Below, in the underground carpark, he sat for a moment in his Escort and thought about those obligations and what they called for: action in the face of fear. He wanted to slap himself stupid for even having that fear. He was twenty-nine years old, for God’s sake. He was an officer of the police.
That alone should have counted for something, and it would have done in other instances. But it counted for nothing in this situation, when being a cop was the single profession in life least designed to impress. Yet…It couldn’t be helped that he was a cop. He was also a man, and a man’s presence was called for.

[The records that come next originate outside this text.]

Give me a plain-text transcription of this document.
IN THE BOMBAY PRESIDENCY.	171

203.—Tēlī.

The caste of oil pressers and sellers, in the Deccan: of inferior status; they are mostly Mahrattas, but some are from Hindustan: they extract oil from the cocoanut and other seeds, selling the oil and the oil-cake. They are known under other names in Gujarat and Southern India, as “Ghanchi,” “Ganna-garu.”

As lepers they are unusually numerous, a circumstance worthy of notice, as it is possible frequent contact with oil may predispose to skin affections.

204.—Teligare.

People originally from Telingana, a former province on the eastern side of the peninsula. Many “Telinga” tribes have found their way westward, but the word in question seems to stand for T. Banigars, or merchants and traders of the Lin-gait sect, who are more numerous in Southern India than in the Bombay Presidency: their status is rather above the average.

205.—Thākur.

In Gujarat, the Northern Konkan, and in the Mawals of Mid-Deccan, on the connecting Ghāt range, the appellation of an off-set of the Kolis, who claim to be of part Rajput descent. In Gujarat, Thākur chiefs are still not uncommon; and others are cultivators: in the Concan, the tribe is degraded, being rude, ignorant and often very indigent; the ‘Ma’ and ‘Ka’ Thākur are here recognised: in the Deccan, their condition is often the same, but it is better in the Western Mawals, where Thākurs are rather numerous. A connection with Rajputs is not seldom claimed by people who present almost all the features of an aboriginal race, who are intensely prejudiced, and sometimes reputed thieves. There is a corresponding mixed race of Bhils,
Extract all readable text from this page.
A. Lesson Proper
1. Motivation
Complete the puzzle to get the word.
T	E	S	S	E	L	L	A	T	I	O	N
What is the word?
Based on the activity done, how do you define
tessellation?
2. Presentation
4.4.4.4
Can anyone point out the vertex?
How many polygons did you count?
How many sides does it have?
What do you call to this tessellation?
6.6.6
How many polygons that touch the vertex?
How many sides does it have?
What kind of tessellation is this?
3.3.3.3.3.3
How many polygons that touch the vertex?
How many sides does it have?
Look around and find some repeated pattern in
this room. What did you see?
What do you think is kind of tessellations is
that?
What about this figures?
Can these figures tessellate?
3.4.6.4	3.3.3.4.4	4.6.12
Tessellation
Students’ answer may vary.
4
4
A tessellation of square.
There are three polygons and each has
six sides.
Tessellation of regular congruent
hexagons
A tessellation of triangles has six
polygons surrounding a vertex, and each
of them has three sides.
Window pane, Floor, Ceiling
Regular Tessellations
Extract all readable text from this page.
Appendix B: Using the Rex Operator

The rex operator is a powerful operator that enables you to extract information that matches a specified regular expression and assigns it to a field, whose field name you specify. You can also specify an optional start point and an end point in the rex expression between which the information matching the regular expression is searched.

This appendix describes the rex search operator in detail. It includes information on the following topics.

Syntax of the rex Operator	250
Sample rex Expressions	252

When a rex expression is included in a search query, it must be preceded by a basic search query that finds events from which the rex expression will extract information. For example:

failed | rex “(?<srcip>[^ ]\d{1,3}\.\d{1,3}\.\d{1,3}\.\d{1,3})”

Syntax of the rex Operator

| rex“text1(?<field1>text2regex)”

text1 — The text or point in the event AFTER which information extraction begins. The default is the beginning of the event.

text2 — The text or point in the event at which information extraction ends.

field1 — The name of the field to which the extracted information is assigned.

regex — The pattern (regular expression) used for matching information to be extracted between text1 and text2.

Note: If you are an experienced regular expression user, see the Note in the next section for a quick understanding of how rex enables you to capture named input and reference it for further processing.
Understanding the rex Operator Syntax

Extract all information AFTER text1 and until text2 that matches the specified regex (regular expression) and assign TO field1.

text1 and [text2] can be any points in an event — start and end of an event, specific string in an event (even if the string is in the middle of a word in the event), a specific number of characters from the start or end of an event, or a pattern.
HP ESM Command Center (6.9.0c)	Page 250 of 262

Nkata finally set off with a deep breath. He followed a route across the river to South London. But instead of heading home, he took a detour round the curved brick shell of the Oval and drove down Kennington Road in the direction of Kennington Station.
The tube itself marked his destination, and he found a place to park nearby. He bought an Evening Standard from a vendor on the pavement, using the activity to build up his courage for walking the length of Braganza Street.
At its bottom, Arnold House—part of Doddington Grove Estate—rose out of a lumpy carpark. Across from this building, a horticultural centre grew behind a chain-link fence, and it was against this fence that Nkata chose to lean, with his newspaper folded beneath his arm and his gaze on the third-floor covered walk that led to the fifth flat from the left.
It wouldn’t take much effort to cross over the street and weave his way through the carpark. Once there, he was fairly certain the lift would be available since, more often than not, the security panel giving access to it was broken. How much trouble would it be, then, to cross, to weave, to punch the button, and then to make his way to that flat? He had a reason to do so. There were boys being murdered across London—mixed-race boys—and inside that flat lived Daniel Edwards, whose white father was dead but whose black mother was very much alive. But then that was the problem, wasn’t it. She was the problem. Yasmin Edwards.